XML data files may be broken due to CLDR github migration


contains a link http://www.unicode.org/repos/cldr/trunk/common/dtd/ldmlICU.dtd to DTD file in CLDR.

The link points to the old SVN repository, but it's now migrated to github, and returns HTTP 302 redirect to https://github.com/unicode-org/cldr/blob/master/common/dtd/ldml.dtd. Apparently, it's an HTML page.

Here is the error. If I change the link to https://raw.githubusercontent.com/unicode-org/cldr/master/common/dtd/ldmlICU.dtd, looks like the error will be fixed.


David Beaumont
September 18, 2019, 5:39 PM

TL;DR: No, it’s fine.

That version number relates to the version of CLDR from which the DTD information for the specials ICU comes. It’s not necessarily the same as the version of the data which is being processed and doesn’t need to be updated unless the ICU “specials” data needs to access new things in its schema.

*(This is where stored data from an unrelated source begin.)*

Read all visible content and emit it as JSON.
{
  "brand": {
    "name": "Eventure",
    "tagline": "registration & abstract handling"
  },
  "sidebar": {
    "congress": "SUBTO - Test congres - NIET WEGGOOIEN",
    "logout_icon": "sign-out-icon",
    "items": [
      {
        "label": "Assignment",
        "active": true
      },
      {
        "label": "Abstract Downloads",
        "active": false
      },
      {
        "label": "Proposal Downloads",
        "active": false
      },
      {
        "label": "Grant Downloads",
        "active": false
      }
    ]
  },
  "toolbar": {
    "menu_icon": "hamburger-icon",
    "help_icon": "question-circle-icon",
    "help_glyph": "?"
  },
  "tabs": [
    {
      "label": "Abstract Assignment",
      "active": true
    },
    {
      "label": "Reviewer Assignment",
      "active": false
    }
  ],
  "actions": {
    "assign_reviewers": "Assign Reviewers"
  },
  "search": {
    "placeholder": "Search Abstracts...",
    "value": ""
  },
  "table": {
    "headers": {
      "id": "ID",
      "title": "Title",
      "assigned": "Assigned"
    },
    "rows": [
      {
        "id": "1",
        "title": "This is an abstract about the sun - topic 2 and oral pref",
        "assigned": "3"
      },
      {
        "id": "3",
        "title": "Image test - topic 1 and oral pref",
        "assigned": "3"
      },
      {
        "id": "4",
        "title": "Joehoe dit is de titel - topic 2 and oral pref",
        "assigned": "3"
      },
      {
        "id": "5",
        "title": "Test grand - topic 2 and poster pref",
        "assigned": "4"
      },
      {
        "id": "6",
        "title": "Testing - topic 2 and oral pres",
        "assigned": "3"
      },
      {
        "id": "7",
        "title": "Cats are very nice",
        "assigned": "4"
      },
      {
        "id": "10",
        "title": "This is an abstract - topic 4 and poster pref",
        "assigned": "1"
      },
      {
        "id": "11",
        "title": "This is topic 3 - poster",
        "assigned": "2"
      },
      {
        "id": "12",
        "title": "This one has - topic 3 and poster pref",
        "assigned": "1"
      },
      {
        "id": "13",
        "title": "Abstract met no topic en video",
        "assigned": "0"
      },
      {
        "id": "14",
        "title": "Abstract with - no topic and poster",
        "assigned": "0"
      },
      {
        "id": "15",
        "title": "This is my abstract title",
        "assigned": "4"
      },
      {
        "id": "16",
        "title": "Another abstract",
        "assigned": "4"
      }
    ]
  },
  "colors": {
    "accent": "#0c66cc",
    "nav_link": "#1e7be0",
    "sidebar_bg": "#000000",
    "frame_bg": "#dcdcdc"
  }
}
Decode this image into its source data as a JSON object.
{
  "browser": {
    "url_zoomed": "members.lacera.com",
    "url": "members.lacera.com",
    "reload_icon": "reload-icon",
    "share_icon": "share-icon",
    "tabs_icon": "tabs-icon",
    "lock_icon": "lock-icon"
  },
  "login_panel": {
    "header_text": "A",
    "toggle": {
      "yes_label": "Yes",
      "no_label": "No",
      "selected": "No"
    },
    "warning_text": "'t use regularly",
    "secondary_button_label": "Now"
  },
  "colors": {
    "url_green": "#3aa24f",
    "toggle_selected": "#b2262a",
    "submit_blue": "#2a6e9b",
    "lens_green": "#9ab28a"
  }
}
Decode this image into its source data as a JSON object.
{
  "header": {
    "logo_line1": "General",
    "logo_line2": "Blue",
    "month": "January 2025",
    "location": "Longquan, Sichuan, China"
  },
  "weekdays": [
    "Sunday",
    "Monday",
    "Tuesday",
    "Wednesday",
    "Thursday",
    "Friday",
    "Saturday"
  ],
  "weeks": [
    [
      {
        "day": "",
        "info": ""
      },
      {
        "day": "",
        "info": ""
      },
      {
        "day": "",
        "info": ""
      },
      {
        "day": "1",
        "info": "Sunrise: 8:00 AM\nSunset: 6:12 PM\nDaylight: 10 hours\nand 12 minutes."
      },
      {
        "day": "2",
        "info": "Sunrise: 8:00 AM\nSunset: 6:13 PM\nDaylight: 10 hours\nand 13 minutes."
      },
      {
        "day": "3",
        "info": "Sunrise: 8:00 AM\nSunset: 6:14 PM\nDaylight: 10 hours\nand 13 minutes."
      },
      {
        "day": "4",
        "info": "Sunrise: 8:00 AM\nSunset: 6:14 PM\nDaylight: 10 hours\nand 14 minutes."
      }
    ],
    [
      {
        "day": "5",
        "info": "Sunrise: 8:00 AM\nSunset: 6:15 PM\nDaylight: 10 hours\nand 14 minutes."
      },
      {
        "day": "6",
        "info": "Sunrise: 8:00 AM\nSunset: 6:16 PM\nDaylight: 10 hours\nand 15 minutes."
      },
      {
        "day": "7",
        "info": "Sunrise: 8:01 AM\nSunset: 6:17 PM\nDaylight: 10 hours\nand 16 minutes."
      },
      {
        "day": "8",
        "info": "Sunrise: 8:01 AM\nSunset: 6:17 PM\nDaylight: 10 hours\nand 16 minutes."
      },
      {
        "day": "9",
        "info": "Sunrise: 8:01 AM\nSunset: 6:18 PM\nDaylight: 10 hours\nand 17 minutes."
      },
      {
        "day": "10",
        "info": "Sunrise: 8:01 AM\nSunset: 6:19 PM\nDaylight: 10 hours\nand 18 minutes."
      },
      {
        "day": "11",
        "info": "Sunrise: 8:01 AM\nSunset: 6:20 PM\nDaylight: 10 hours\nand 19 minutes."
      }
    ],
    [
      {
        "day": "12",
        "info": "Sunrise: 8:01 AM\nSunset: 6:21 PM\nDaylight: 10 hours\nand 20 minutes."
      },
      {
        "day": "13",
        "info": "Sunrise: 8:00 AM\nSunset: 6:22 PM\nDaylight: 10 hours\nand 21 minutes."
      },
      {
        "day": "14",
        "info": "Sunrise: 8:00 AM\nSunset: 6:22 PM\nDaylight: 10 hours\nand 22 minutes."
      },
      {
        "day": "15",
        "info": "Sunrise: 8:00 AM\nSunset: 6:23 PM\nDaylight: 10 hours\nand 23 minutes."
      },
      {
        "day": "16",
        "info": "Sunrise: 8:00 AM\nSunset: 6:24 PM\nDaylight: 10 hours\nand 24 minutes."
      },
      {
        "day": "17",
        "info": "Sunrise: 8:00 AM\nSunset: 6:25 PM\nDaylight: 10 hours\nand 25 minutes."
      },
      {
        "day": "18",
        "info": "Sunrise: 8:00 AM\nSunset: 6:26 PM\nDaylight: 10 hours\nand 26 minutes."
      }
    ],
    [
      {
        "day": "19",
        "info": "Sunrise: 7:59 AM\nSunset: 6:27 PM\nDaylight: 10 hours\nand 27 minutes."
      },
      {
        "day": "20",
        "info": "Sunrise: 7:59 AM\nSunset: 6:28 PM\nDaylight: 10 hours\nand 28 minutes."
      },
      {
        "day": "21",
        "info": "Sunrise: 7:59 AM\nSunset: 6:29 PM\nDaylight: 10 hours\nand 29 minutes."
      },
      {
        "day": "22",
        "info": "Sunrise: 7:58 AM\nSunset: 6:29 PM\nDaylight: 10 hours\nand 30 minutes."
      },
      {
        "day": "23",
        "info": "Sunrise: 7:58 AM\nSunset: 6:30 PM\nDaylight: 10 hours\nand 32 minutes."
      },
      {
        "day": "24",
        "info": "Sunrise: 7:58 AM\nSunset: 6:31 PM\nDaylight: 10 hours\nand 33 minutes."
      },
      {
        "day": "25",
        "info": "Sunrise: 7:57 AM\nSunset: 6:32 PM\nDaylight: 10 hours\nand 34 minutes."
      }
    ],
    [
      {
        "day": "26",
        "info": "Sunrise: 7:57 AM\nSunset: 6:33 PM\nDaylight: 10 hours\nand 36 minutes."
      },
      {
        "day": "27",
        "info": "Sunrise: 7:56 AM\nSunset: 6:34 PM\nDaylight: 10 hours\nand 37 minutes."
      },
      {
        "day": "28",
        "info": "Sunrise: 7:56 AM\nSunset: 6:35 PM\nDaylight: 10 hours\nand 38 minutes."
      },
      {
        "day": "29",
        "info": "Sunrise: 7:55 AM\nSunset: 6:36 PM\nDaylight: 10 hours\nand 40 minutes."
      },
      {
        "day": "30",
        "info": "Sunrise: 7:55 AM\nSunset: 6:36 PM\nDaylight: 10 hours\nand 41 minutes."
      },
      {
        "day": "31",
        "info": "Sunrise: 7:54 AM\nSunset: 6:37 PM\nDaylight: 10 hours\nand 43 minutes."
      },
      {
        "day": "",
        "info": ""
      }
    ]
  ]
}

While not finished yet, there’s some progress towards decoupling the core CLDR data and the non-CLDR “specials” data in terms of DTDs and other semantics.

Neil Fuller
September 18, 2019, 7:49 AM

I think the commit has added a bit of a maintenance headache; the path encoded in all the files is CLDR version-specific. Updating to CLDR 35.2 / 36 will mean needing to change all the xml files again...?

It could also make version control ops like cherry-picking from one branch to the next more difficult.